The last and the toughest question remains here: how to create deployment packages? There are multiple techniques available, 2 main ways are:

  • Exported source code from VCS1 + "permanent" configuration from VCS2 + building script from VCS3 = packages
  • Source code is in VCS1; VCS2 is a distributed version control (like git or hg) which essentially contains "forks" of VCS1 + configuration information + building scripts which can generate . I personally like this approach better, it's much shorter and ultimately easier to use, but learning curve may be a bit steeper, especially for admin guys who'll have to master git or hg for it.

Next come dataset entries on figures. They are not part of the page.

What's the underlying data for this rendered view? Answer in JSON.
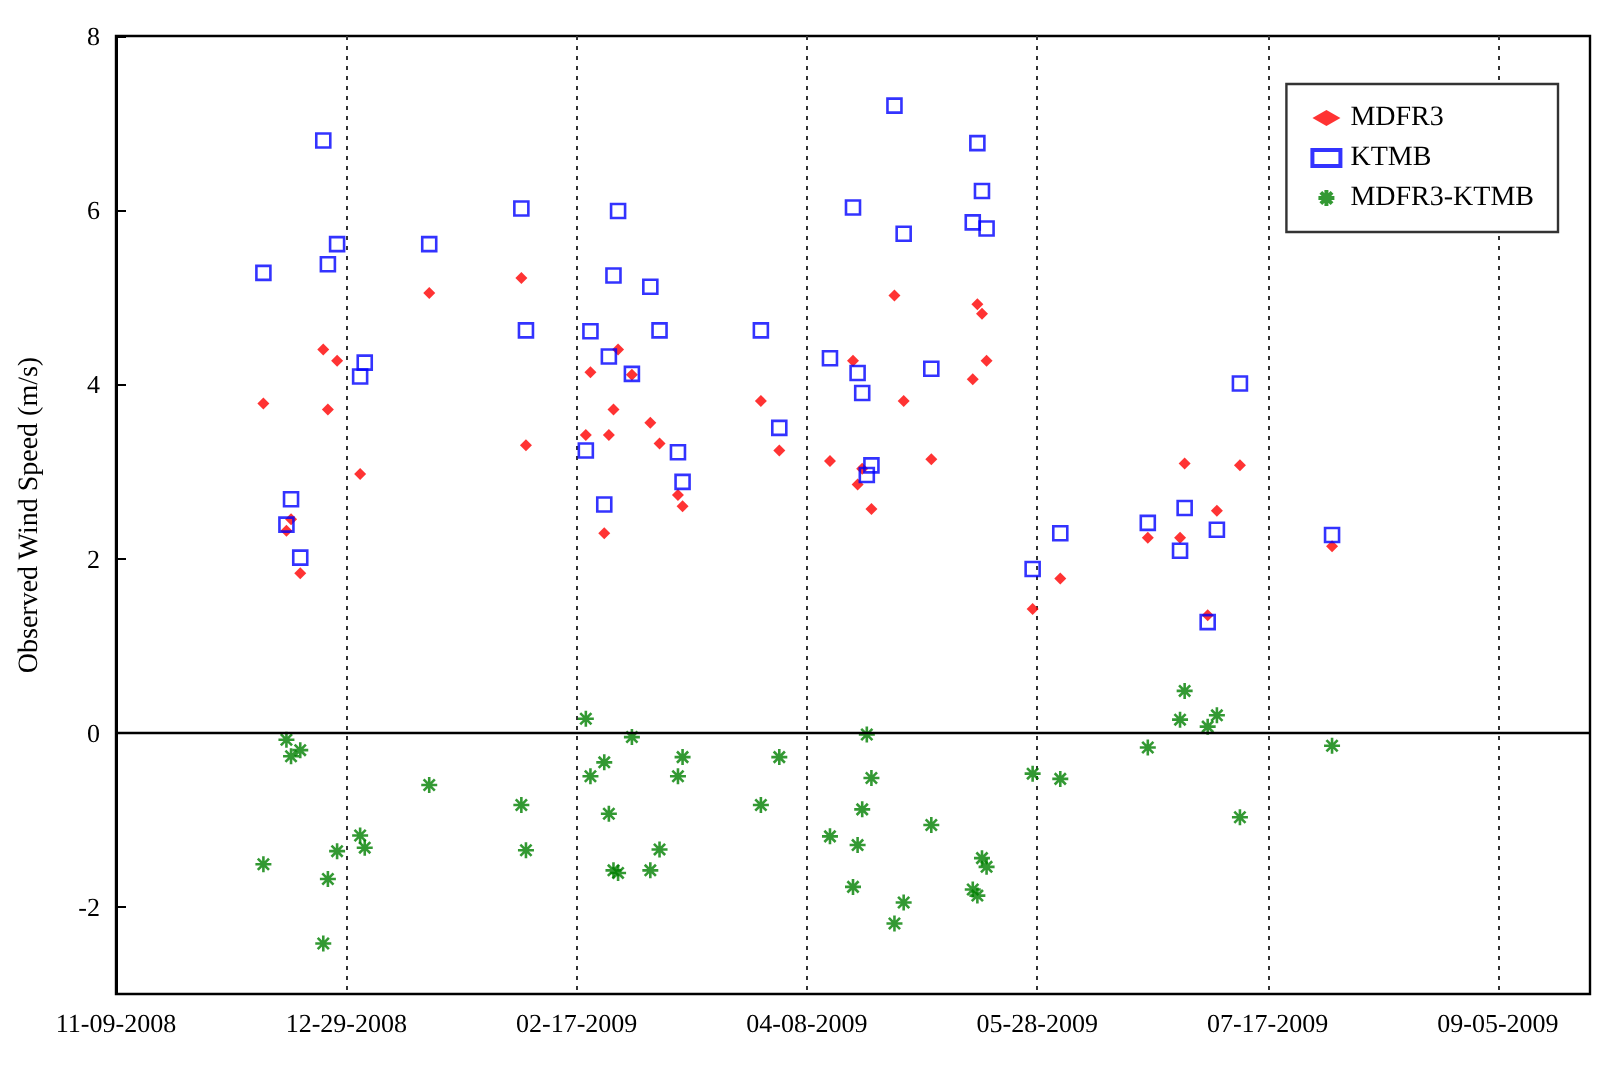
{
  "chart_data": {
    "type": "scatter",
    "ylabel": "Observed Wind Speed (m/s)",
    "xlim": [
      "2008-11-09",
      "2009-09-25"
    ],
    "xticks": [
      {
        "value": "2008-11-09",
        "label": "11-09-2008"
      },
      {
        "value": "2008-12-29",
        "label": "12-29-2008"
      },
      {
        "value": "2009-02-17",
        "label": "02-17-2009"
      },
      {
        "value": "2009-04-08",
        "label": "04-08-2009"
      },
      {
        "value": "2009-05-28",
        "label": "05-28-2009"
      },
      {
        "value": "2009-07-17",
        "label": "07-17-2009"
      },
      {
        "value": "2009-09-05",
        "label": "09-05-2009"
      }
    ],
    "ylim": [
      -3,
      8
    ],
    "yticks": [
      -2,
      0,
      2,
      4,
      6,
      8
    ],
    "grid": "x",
    "legend": "top right",
    "ref_lines": [
      {
        "axis": "y",
        "value": 0,
        "color": "#000000"
      }
    ],
    "series": [
      {
        "name": "MDFR3",
        "color": "#ff0000",
        "marker": "diamond",
        "x": [
          "2008-12-11",
          "2008-12-16",
          "2008-12-17",
          "2008-12-19",
          "2008-12-24",
          "2008-12-25",
          "2008-12-27",
          "2009-01-01",
          "2009-01-16",
          "2009-02-05",
          "2009-02-06",
          "2009-02-19",
          "2009-02-20",
          "2009-02-23",
          "2009-02-24",
          "2009-02-25",
          "2009-02-26",
          "2009-03-01",
          "2009-03-05",
          "2009-03-07",
          "2009-03-11",
          "2009-03-12",
          "2009-03-29",
          "2009-04-02",
          "2009-04-13",
          "2009-04-18",
          "2009-04-19",
          "2009-04-20",
          "2009-04-22",
          "2009-04-27",
          "2009-04-29",
          "2009-05-05",
          "2009-05-14",
          "2009-05-15",
          "2009-05-16",
          "2009-05-17",
          "2009-05-27",
          "2009-06-02",
          "2009-06-21",
          "2009-06-28",
          "2009-06-29",
          "2009-07-04",
          "2009-07-06",
          "2009-07-11",
          "2009-07-31"
        ],
        "values": [
          3.78,
          2.32,
          2.45,
          1.83,
          4.4,
          3.71,
          4.27,
          2.97,
          5.05,
          5.22,
          3.3,
          3.42,
          4.14,
          2.29,
          3.42,
          3.71,
          4.4,
          4.11,
          3.56,
          3.32,
          2.73,
          2.6,
          3.81,
          3.24,
          3.12,
          4.27,
          2.85,
          3.03,
          2.57,
          5.02,
          3.81,
          3.14,
          4.06,
          4.92,
          4.81,
          4.27,
          1.42,
          1.77,
          2.24,
          2.24,
          3.09,
          1.35,
          2.55,
          3.07,
          2.14
        ]
      },
      {
        "name": "KTMB",
        "color": "#0000ff",
        "marker": "square",
        "x": [
          "2008-12-11",
          "2008-12-16",
          "2008-12-17",
          "2008-12-19",
          "2008-12-24",
          "2008-12-25",
          "2008-12-27",
          "2009-01-01",
          "2009-01-02",
          "2009-01-16",
          "2009-02-05",
          "2009-02-06",
          "2009-02-19",
          "2009-02-20",
          "2009-02-23",
          "2009-02-24",
          "2009-02-25",
          "2009-02-26",
          "2009-03-01",
          "2009-03-05",
          "2009-03-07",
          "2009-03-11",
          "2009-03-12",
          "2009-03-29",
          "2009-04-02",
          "2009-04-13",
          "2009-04-18",
          "2009-04-19",
          "2009-04-20",
          "2009-04-21",
          "2009-04-22",
          "2009-04-27",
          "2009-04-29",
          "2009-05-05",
          "2009-05-14",
          "2009-05-15",
          "2009-05-16",
          "2009-05-17",
          "2009-05-27",
          "2009-06-02",
          "2009-06-21",
          "2009-06-28",
          "2009-06-29",
          "2009-07-04",
          "2009-07-06",
          "2009-07-11",
          "2009-07-31"
        ],
        "values": [
          5.28,
          2.39,
          2.68,
          2.01,
          6.8,
          5.38,
          5.61,
          4.09,
          4.25,
          5.61,
          6.02,
          4.62,
          3.24,
          4.61,
          2.62,
          4.32,
          5.25,
          5.99,
          4.12,
          5.12,
          4.62,
          3.22,
          2.88,
          4.62,
          3.5,
          4.3,
          6.03,
          4.13,
          3.9,
          2.96,
          3.07,
          7.2,
          5.73,
          4.18,
          5.86,
          6.77,
          6.22,
          5.79,
          1.88,
          2.29,
          2.41,
          2.09,
          2.58,
          1.27,
          2.33,
          4.01,
          2.27
        ]
      },
      {
        "name": "MDFR3-KTMB",
        "color": "#008000",
        "marker": "cross",
        "x": [
          "2008-12-11",
          "2008-12-16",
          "2008-12-17",
          "2008-12-19",
          "2008-12-24",
          "2008-12-25",
          "2008-12-27",
          "2009-01-01",
          "2009-01-02",
          "2009-01-16",
          "2009-02-05",
          "2009-02-06",
          "2009-02-19",
          "2009-02-20",
          "2009-02-23",
          "2009-02-24",
          "2009-02-25",
          "2009-02-26",
          "2009-03-01",
          "2009-03-05",
          "2009-03-07",
          "2009-03-11",
          "2009-03-12",
          "2009-03-29",
          "2009-04-02",
          "2009-04-13",
          "2009-04-18",
          "2009-04-19",
          "2009-04-20",
          "2009-04-21",
          "2009-04-22",
          "2009-04-27",
          "2009-04-29",
          "2009-05-05",
          "2009-05-14",
          "2009-05-15",
          "2009-05-16",
          "2009-05-17",
          "2009-05-27",
          "2009-06-02",
          "2009-06-21",
          "2009-06-28",
          "2009-06-29",
          "2009-07-04",
          "2009-07-06",
          "2009-07-11",
          "2009-07-31"
        ],
        "values": [
          -1.51,
          -0.08,
          -0.27,
          -0.2,
          -2.42,
          -1.68,
          -1.36,
          -1.18,
          -1.32,
          -0.6,
          -0.83,
          -1.35,
          0.16,
          -0.5,
          -0.34,
          -0.93,
          -1.58,
          -1.61,
          -0.05,
          -1.58,
          -1.34,
          -0.5,
          -0.28,
          -0.83,
          -0.28,
          -1.19,
          -1.77,
          -1.29,
          -0.88,
          -0.02,
          -0.52,
          -2.19,
          -1.95,
          -1.06,
          -1.8,
          -1.87,
          -1.44,
          -1.54,
          -0.47,
          -0.53,
          -0.17,
          0.15,
          0.48,
          0.07,
          0.2,
          -0.97,
          -0.15
        ]
      }
    ]
  }
}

For an example above, I'd create packages like:

  • my-application-php - which would depend on mod_php, apache and would include generated file like /etc/my-php-application/config.inc.php that will include MySQL database IPs/hostnames and login / password generated as md5(current source code revision + salt). This package would be installed on every of n application servers. Ideally, it should be able install on a cleanly installed OS and make a fully working application cluster node without any manual activity.
  • my-application-mysql - which would depend on MySQL-server and would include post-install script that:
    • starts MySQL server and makes sure it will start automatically on OS start
    • connects to MySQL server
    • checks if required database exists
    • if no - creates the database, bootstraps it with contents and creates login with password (the same logins & passwords as generated in /etc/my-php-application/config.inc.php, using md5 algorithm)
    • if yes - connects to the database, applies migrations to bring it up to the new version, kills all older logins / passwords and recreates the new login/password pair (again, generated using md5(revision + salt) method)

Ultimately, it should bring the benefit of upgrading your deployment using single command like generate-packages && ssh-all apt-get dist-upgrade. Also, you do not store inter-applications passwords anywhere and they get regenerated on every update.

This fairly simple example illustrates a lot of methods you can employ here - but, ultimately, it's up to you to decide which solution is better here and which one is overkill. If you'll put more details here or as a separate question, I'll gladly try to get into details.